Internet takes over The Frame in latest show
Those who braved the rain and cold Friday night to see straiGHT ouTTA deviantART, The Frame’s latest show, were in for a strange treat. The harsh weather was forgotten upon entrance to the warm, brightly lit room. As bass music pumped, a mash-up of YouTube videos punctured the beats with their own soundtrack. A mix of characters ranged from a fully costumed fox-human and a girl with a large tail to students in North Face jackets. All were chatting quietly while assessing the artwork. In a sense, the viewers had become pieces of art themselves.
The show was about the manifestation of internet art, a culture often rejected as cheap and unrefined. The creators, junior art major Mitsuko Verdery, senior art major Tara Helfer, senior art and psychology double major Honor Randall, senior BHA student Meagan Trott, senior art major Caitlin Boyle, and senior BCSA student Tim Sherman, fully embraced this culture in an eclectic tribute to influences which have built them up as artists. Described as “where fine art meets 4chan,” the show honored various internet sensations like YouTube, deviantART, and Myspace, along with their most popular subjects. Works were often accompanied by an Urban Dictionary definition of the phenomenon.

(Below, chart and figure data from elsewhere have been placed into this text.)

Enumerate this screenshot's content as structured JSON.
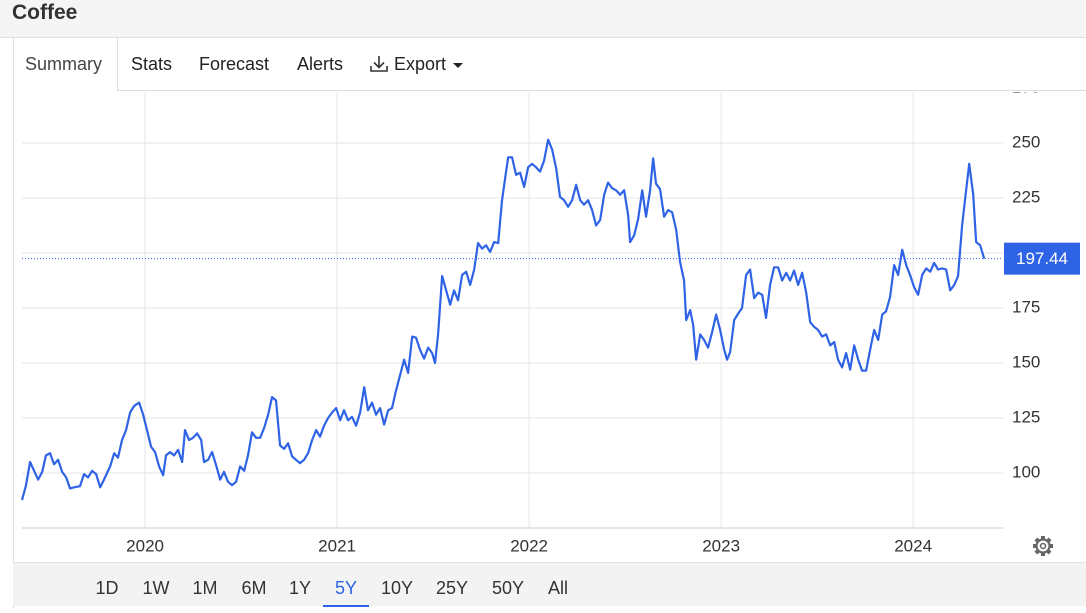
{
  "header": {
    "title": "Coffee"
  },
  "tabs": [
    "Summary",
    "Stats",
    "Forecast",
    "Alerts",
    "Export"
  ],
  "range_selector": {
    "options": [
      "1D",
      "1W",
      "1M",
      "6M",
      "1Y",
      "5Y",
      "10Y",
      "25Y",
      "50Y",
      "All"
    ],
    "active": 5
  },
  "chart_data": {
    "type": "line",
    "color": "#2f63e6",
    "grid": true,
    "xlim": [
      2019.359,
      2024.468
    ],
    "xticks": [
      2020,
      2021,
      2022,
      2023,
      2024
    ],
    "ylim": [
      75,
      275
    ],
    "yticks": [
      100,
      125,
      150,
      175,
      200,
      225,
      250,
      275
    ],
    "x": [
      2019.359,
      2019.38,
      2019.401,
      2019.422,
      2019.443,
      2019.464,
      2019.484,
      2019.505,
      2019.526,
      2019.547,
      2019.568,
      2019.589,
      2019.609,
      2019.63,
      2019.661,
      2019.682,
      2019.703,
      2019.724,
      2019.745,
      2019.766,
      2019.786,
      2019.818,
      2019.839,
      2019.859,
      2019.88,
      2019.901,
      2019.922,
      2019.943,
      2019.969,
      2019.99,
      2020.01,
      2020.031,
      2020.052,
      2020.073,
      2020.094,
      2020.109,
      2020.13,
      2020.151,
      2020.172,
      2020.193,
      2020.208,
      2020.229,
      2020.25,
      2020.271,
      2020.292,
      2020.307,
      2020.328,
      2020.349,
      2020.37,
      2020.391,
      2020.411,
      2020.432,
      2020.453,
      2020.474,
      2020.495,
      2020.516,
      2020.536,
      2020.557,
      2020.578,
      2020.599,
      2020.62,
      2020.641,
      2020.661,
      2020.682,
      2020.703,
      2020.724,
      2020.745,
      2020.766,
      2020.786,
      2020.807,
      2020.828,
      2020.849,
      2020.87,
      2020.891,
      2020.911,
      2020.932,
      2020.953,
      2020.974,
      2020.995,
      2021.016,
      2021.036,
      2021.057,
      2021.078,
      2021.099,
      2021.12,
      2021.141,
      2021.161,
      2021.182,
      2021.203,
      2021.224,
      2021.245,
      2021.266,
      2021.286,
      2021.307,
      2021.328,
      2021.349,
      2021.37,
      2021.391,
      2021.411,
      2021.432,
      2021.453,
      2021.474,
      2021.495,
      2021.51,
      2021.526,
      2021.547,
      2021.568,
      2021.589,
      2021.609,
      2021.63,
      2021.651,
      2021.672,
      2021.693,
      2021.714,
      2021.734,
      2021.755,
      2021.776,
      2021.797,
      2021.818,
      2021.839,
      2021.859,
      2021.88,
      2021.891,
      2021.911,
      2021.932,
      2021.953,
      2021.974,
      2021.995,
      2022.016,
      2022.036,
      2022.057,
      2022.078,
      2022.099,
      2022.12,
      2022.141,
      2022.161,
      2022.182,
      2022.203,
      2022.224,
      2022.245,
      2022.266,
      2022.286,
      2022.307,
      2022.328,
      2022.349,
      2022.37,
      2022.391,
      2022.411,
      2022.432,
      2022.453,
      2022.474,
      2022.495,
      2022.516,
      2022.526,
      2022.547,
      2022.568,
      2022.589,
      2022.609,
      2022.63,
      2022.646,
      2022.661,
      2022.682,
      2022.703,
      2022.724,
      2022.745,
      2022.766,
      2022.786,
      2022.807,
      2022.818,
      2022.839,
      2022.854,
      2022.87,
      2022.891,
      2022.911,
      2022.932,
      2022.953,
      2022.974,
      2022.995,
      2023.016,
      2023.031,
      2023.047,
      2023.068,
      2023.089,
      2023.109,
      2023.13,
      2023.151,
      2023.172,
      2023.193,
      2023.214,
      2023.234,
      2023.255,
      2023.276,
      2023.297,
      2023.318,
      2023.339,
      2023.359,
      2023.38,
      2023.401,
      2023.422,
      2023.443,
      2023.464,
      2023.484,
      2023.505,
      2023.526,
      2023.547,
      2023.568,
      2023.589,
      2023.609,
      2023.63,
      2023.651,
      2023.672,
      2023.693,
      2023.714,
      2023.734,
      2023.755,
      2023.776,
      2023.797,
      2023.818,
      2023.839,
      2023.859,
      2023.88,
      2023.901,
      2023.922,
      2023.943,
      2023.964,
      2023.984,
      2024.005,
      2024.026,
      2024.047,
      2024.068,
      2024.089,
      2024.109,
      2024.13,
      2024.151,
      2024.172,
      2024.193,
      2024.214,
      2024.234,
      2024.255,
      2024.276,
      2024.292,
      2024.313,
      2024.328,
      2024.349,
      2024.37
    ],
    "values": [
      87.7,
      94.5,
      105,
      101,
      97,
      100.5,
      108,
      109,
      104,
      106,
      100.5,
      98,
      93,
      93.5,
      94,
      99.5,
      98,
      101,
      99.5,
      93.5,
      97,
      103,
      109,
      107,
      115,
      119.5,
      127.5,
      130.5,
      132,
      126.5,
      119.5,
      112,
      109.5,
      103,
      99,
      108,
      109.5,
      108,
      110.5,
      105,
      119.5,
      115,
      116,
      118,
      115,
      105,
      106,
      109.5,
      103.5,
      97,
      100.5,
      96,
      94.5,
      96,
      103,
      101,
      108,
      118.5,
      116,
      116,
      120.5,
      126.5,
      134.5,
      133,
      112.5,
      111,
      113.5,
      107.5,
      106,
      104.5,
      106,
      109,
      115,
      119.5,
      116.5,
      121.5,
      125,
      127.5,
      129.5,
      124,
      128.5,
      124,
      125.5,
      121.5,
      127.5,
      139,
      128.5,
      132,
      126.5,
      129.5,
      122,
      128.5,
      129.5,
      137.5,
      144.5,
      151.5,
      145.5,
      162,
      161.5,
      156,
      152,
      157,
      154.5,
      150,
      163,
      189.5,
      183,
      176.5,
      183,
      178.5,
      190,
      191.5,
      185.5,
      192.5,
      204.5,
      202,
      203.5,
      200.5,
      205,
      204.5,
      224,
      237,
      243.5,
      243.5,
      235.5,
      236.5,
      230,
      239,
      240.5,
      239,
      237,
      242,
      251.5,
      247,
      238.5,
      225.5,
      224,
      221,
      224,
      231,
      224,
      222,
      224,
      219.5,
      212.5,
      215,
      226.5,
      232,
      229.5,
      228.5,
      226.5,
      228.5,
      217,
      205,
      208,
      215.5,
      228.5,
      216.5,
      228.5,
      243,
      231.5,
      229,
      216.5,
      219.5,
      218.5,
      210.5,
      196,
      187.5,
      169.5,
      174,
      167.5,
      151.5,
      163,
      160.5,
      157,
      164,
      172,
      165,
      156,
      151.5,
      155,
      169.5,
      172.5,
      175,
      190,
      192.5,
      179.5,
      182,
      181,
      170.5,
      185.5,
      193.5,
      193.5,
      187.5,
      191,
      187.5,
      192,
      185.5,
      191,
      182,
      168.5,
      166.5,
      165,
      162,
      163,
      158,
      159.5,
      151.5,
      148,
      154.5,
      147,
      158,
      151.5,
      146.5,
      146.5,
      156,
      165,
      160.5,
      172,
      173.5,
      180,
      194.5,
      190,
      201.5,
      194.5,
      190,
      184.5,
      181,
      190,
      193,
      191.5,
      195.5,
      192.5,
      193,
      192.5,
      183,
      185.5,
      189.5,
      212.5,
      228.5,
      240.5,
      226.5,
      205,
      203.5,
      197.44
    ]
  }
}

Tim Sherman, wearing a sleek mask straight out of V for Vendetta and referring to himself as “XXDeathRingerXX,” was live video-mixing clips from YouTube. He explained that later in the night, when karaoke began, the performances would be recorded live and streamed on internet forums so that anyone could become an internet sensation. Sherman commented that the internet culture permeates millions of lives daily, and walks the line between lowbrow and highbrow art.
Across the room, the creator of a large, Warhol-like print stood behind a camera. Caitlin Boyle’s pink hair and unique style corresponded perfectly with her intensely colored pieces. The Warhol recognition was implemented with a repeating portrayal of a My Little Pony doll using found imagery collaged in Photoshop. Boyle described the work as a satirical piece going back to the roots of her history as an artist. She said that the show was commenting on how artists are influenced by the beginning practices of media that the internet offers, before they enter the world of fine art and “Warhol Culture” that provokes the rejection of their initial roots.
Other pieces included a photo mosaic of a thousand pictures of the stereotypical “Myspace pose.” Randall explained that some of the pictures were actually old photos of herself along with the general population of the internet, generated from Google searches like “in the bathroom” and “my new haircut.” Helfer’s piece, “Portraits of well known cats,” included small, careful prints of cats that have become internet sensations in beautiful frames, featuring stars like the “I can has?” cat. Trott’s three large Photoshop collages made an ironic comment on what internet-goers will find on a website such as deviantART. One of her prints included a portrayal of a crying kitten, and another detailed the complex psyche of Pikachu.
The show embraced everything tacky and crazy, and reaffirmed that many artistic endeavors today are born from the internet. It offered a comfort for artists looking to remember where they came from.